With online studying comes a variety of softwares that you might not be familiar with. Dean of Collarts Professor Tim Moss advises every student to "get set up" and to make sure that Zoom is downloaded on your laptop or mobile device as most Collarts classes will use it. And don't forget to test it, Dr. Paul Doornbusch adds; the last thing you want to do is trying to get your microphone working one minute before your class starts.
USE COLLARTS RESOURCES
Speaking of online resources, we have heaps at Collarts — use them! Chris says online journals and systems, like JSTOR, LibGuides, or Studiosity, can be crucial to moving your studies along and researching for projects. He also points out that you can tune in for online Academic Support sessions, as well as organise wellbeing sessions with our Wellbeing Practitioners Anne Ligthart or Garrett Teters via Student Services.
Just because you're home doesn't mean you have to become a hermit, and in this particularly anxious time, it's good to reach out to your fellow students and friends. Dr. Paul Doornbusch points out you can use Zoom to have a group chat, or even jump on Campus Coordinator Brad Woodhead's CollartsMate giveaways. There are also heaps of new platforms where you can meet with your friends and classmates in innovative ways, rather than through a tried and true Zoom window.

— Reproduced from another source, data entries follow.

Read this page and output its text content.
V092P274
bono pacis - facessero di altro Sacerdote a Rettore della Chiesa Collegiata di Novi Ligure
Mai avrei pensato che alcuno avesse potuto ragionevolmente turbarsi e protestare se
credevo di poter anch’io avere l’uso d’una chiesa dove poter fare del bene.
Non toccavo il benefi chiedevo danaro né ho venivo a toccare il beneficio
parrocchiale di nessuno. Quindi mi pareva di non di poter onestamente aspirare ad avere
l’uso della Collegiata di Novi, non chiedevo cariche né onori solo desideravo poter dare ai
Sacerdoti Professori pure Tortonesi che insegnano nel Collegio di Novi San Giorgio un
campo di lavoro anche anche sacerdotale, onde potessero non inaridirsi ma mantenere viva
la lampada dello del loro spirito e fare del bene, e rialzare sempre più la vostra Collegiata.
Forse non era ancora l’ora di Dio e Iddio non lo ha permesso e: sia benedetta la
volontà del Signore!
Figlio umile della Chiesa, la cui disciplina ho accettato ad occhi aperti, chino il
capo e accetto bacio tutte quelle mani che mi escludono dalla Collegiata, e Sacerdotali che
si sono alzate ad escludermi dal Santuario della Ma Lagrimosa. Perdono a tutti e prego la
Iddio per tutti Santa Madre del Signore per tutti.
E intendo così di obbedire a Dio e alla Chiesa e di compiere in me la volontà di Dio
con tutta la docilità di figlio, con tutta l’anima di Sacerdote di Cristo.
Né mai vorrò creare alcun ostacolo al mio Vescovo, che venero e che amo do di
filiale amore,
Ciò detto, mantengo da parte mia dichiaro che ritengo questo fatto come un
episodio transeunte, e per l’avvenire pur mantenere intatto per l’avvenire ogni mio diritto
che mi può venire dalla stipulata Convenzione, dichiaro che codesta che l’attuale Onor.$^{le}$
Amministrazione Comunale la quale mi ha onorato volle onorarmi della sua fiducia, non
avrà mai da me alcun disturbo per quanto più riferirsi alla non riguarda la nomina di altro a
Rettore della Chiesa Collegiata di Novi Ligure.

While it's easy to feel disconnected from a distance, we at Collarts like to keep in touch with you regarding university-wide or course-specific updates. Professor Tim says our main contact is through your Collarts email, so "if you haven’t checked it in a while, it’s a good idea to log in now, and make it part of your daily study routine." And it's always good to know your way around the other Collarts systems, like MyCollarts and Canvas.
BREAK DOWN TASKS
If projects and exams are piling up, stay calm by breaking down the tasks on your radar and managing your priorities. Chris says that while it's great to have a positive attitude to studying, sometimes it can be counterproductive to just think "I'm going to study". Be specific, he suggests: "Think I'm going to study X for my exam Y" and you'll be done with your tasks in no time.